Japan is the leading source of semiconductor and LCD manufacturing equipment. Canon and Nikon are two of the leading suppliers of TFT LCD exposure equipment, and their assembly bases are located in Ibaraki and Miyagi prefectures, respectively. Although the situation is unclear, it can be assumed that factory operations will be influenced to some extent. Delivery of exposure tools might be impacted. Although, given equipment development cycles, this will likely occur in the mid to long term. Nikon is the leading supplier of LTPS equipment. There are many LTPS lines currently under development, and if Nikon is impacted, then this could impact the planned ramp-up of some or all of these new LTPS lines.
Additionally, there are many small equipment parts makers located in Japan, and the earthquake might cause disruptions in the supply of some parts, limiting some equipment availability.

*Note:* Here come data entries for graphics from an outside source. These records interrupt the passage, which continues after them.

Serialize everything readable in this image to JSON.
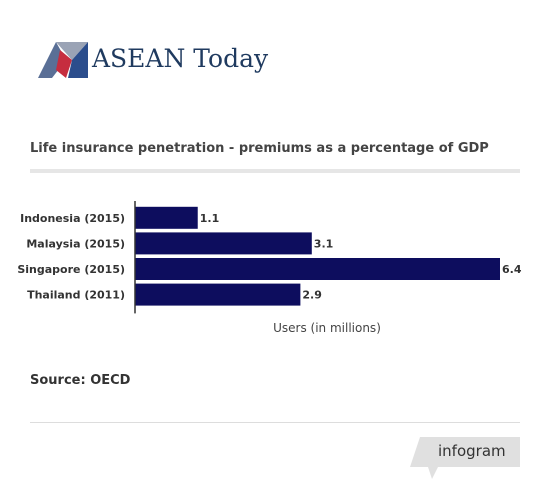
{
  "brand": {
    "name": "ASEAN Today",
    "colors": {
      "navy": "#1f3a5f",
      "blue": "#2b4d8c",
      "red": "#c62d3f",
      "gray": "#9aa3b5"
    }
  },
  "chart_data": {
    "type": "bar",
    "orientation": "horizontal",
    "title": "Life insurance penetration - premiums as a percentage of GDP",
    "categories": [
      "Indonesia (2015)",
      "Malaysia (2015)",
      "Singapore (2015)",
      "Thailand (2011)"
    ],
    "values": [
      1.1,
      3.1,
      6.4,
      2.9
    ],
    "data_labels": [
      "1.1",
      "3.1",
      "6.4",
      "2.9"
    ],
    "xlabel": "Users (in millions)",
    "ylabel": "",
    "xlim": [
      0,
      6.4
    ],
    "grid": false,
    "bar_color": "#0d0d5e"
  },
  "source": "Source: OECD",
  "footer": {
    "badge_label": "infogram",
    "badge_color": "#e0e0e0"
  }
}
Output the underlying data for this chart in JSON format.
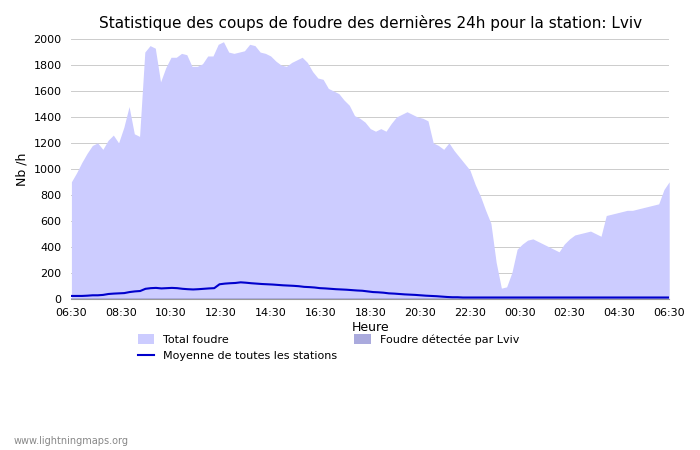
{
  "title": "Statistique des coups de foudre des dernières 24h pour la station: Lviv",
  "xlabel": "Heure",
  "ylabel": "Nb /h",
  "ylim": [
    0,
    2000
  ],
  "yticks": [
    0,
    200,
    400,
    600,
    800,
    1000,
    1200,
    1400,
    1600,
    1800,
    2000
  ],
  "xtick_labels": [
    "06:30",
    "08:30",
    "10:30",
    "12:30",
    "14:30",
    "16:30",
    "18:30",
    "20:30",
    "22:30",
    "00:30",
    "02:30",
    "04:30",
    "06:30"
  ],
  "watermark": "www.lightningmaps.org",
  "bg_color": "#ffffff",
  "grid_color": "#cccccc",
  "total_foudre_color": "#ccccff",
  "detected_foudre_color": "#aaaadd",
  "mean_line_color": "#0000cc",
  "total_foudre": [
    900,
    970,
    1050,
    1120,
    1180,
    1200,
    1150,
    1220,
    1260,
    1200,
    1320,
    1480,
    1270,
    1250,
    1900,
    1950,
    1930,
    1670,
    1780,
    1860,
    1860,
    1890,
    1880,
    1790,
    1790,
    1810,
    1870,
    1870,
    1960,
    1980,
    1900,
    1890,
    1900,
    1910,
    1960,
    1950,
    1900,
    1890,
    1870,
    1830,
    1800,
    1790,
    1820,
    1840,
    1860,
    1820,
    1750,
    1700,
    1690,
    1620,
    1600,
    1580,
    1530,
    1490,
    1410,
    1390,
    1360,
    1310,
    1290,
    1310,
    1290,
    1350,
    1400,
    1420,
    1440,
    1420,
    1400,
    1390,
    1370,
    1200,
    1180,
    1150,
    1200,
    1140,
    1090,
    1040,
    990,
    880,
    790,
    680,
    580,
    280,
    80,
    90,
    200,
    380,
    420,
    450,
    460,
    440,
    420,
    400,
    380,
    360,
    420,
    460,
    490,
    500,
    510,
    520,
    500,
    480,
    640,
    650,
    660,
    670,
    680,
    680,
    690,
    700,
    710,
    720,
    730,
    840,
    900
  ],
  "detected_foudre": [
    5,
    5,
    5,
    5,
    5,
    5,
    5,
    5,
    5,
    5,
    5,
    5,
    5,
    5,
    5,
    5,
    5,
    5,
    5,
    5,
    5,
    5,
    5,
    5,
    5,
    5,
    5,
    5,
    5,
    5,
    5,
    5,
    5,
    5,
    5,
    5,
    5,
    5,
    5,
    5,
    5,
    5,
    5,
    5,
    5,
    5,
    5,
    5,
    5,
    5,
    5,
    5,
    5,
    5,
    5,
    5,
    5,
    5,
    5,
    5,
    5,
    5,
    5,
    5,
    5,
    5,
    5,
    5,
    5,
    5,
    5,
    5,
    5,
    5,
    5,
    5,
    5,
    5,
    5,
    5,
    5,
    5,
    5,
    5,
    5,
    5,
    5,
    5,
    5,
    5,
    5,
    5,
    5,
    5,
    5,
    5,
    5,
    5,
    5,
    5,
    5,
    5,
    5,
    5,
    5,
    5,
    5,
    5,
    5,
    5,
    5,
    5,
    5,
    5
  ],
  "mean_line": [
    20,
    20,
    20,
    22,
    25,
    25,
    28,
    35,
    38,
    40,
    42,
    50,
    55,
    58,
    75,
    80,
    82,
    78,
    80,
    82,
    80,
    75,
    72,
    70,
    72,
    75,
    78,
    80,
    110,
    115,
    118,
    120,
    125,
    122,
    118,
    115,
    112,
    110,
    108,
    105,
    102,
    100,
    98,
    95,
    90,
    88,
    85,
    80,
    78,
    75,
    72,
    70,
    68,
    65,
    62,
    60,
    55,
    50,
    48,
    45,
    40,
    38,
    35,
    32,
    30,
    28,
    25,
    22,
    20,
    18,
    15,
    12,
    10,
    10,
    8,
    8,
    8,
    8,
    8,
    8,
    8,
    8,
    8,
    8,
    8,
    8,
    8,
    8,
    8,
    8,
    8,
    8,
    8,
    8,
    8,
    8,
    8,
    8,
    8,
    8,
    8,
    8,
    8,
    8,
    8,
    8,
    8,
    8,
    8,
    8,
    8,
    8,
    8,
    8
  ]
}
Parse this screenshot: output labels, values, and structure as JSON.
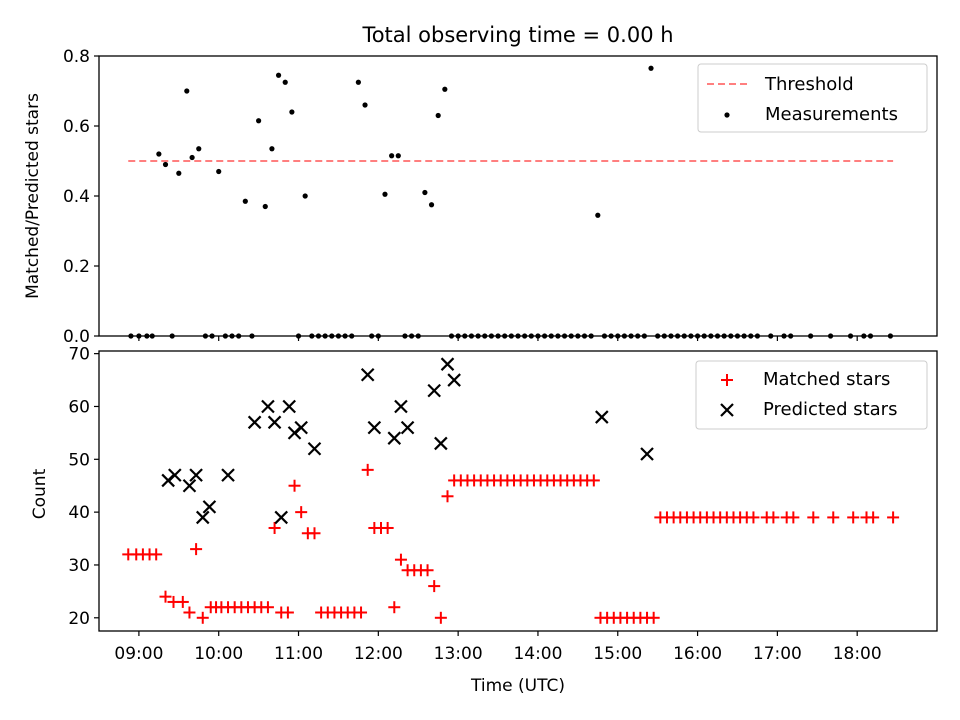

The earthquake was felt in Korea as well. Samsung in Tanjeong and LG Display’s TFT LCD factories detected the earthquake, and some sensitive equipment stopped production for a short time. Apparently, checking and calibration processes are under way.
General problems with power and transportation are likely to cause other delays in production, but it is difficult to determine which parts or companies will be affected. Since Japan is the leading source of LCD components and raw materials, makers in Taiwan, Korea, and China have expressed concerns about the supply chain for the next few months.
DisplaySearch was already expecting Japanese TV sales to fall dramatically, based on the strength of Q4’10 and 2010 overall, as well as the end of the Eco-point incentives from the government. Outside of Japan, we recently observed a build-up of inventories. These conditions indicate that some slack already existed in the system before the earthquake.
The earthquake has brought suffering and destruction to Japan, and concern throughout the world. But as for the TFT LCD industry, there does not appear to be any major impact or damage to the overall supply chain. However, the uncertainly and insecurity resulting from this disaster might undermine consumer and business confidence. Along with concern about oil prices, the earthquake in Japan might further psychologically influence consumers and businesses, though in a subtle manner. In summary, we think that the impact of the earthquake on the TFT LCD industry could be more damaging psychologically than physically in terms of the FPD industry.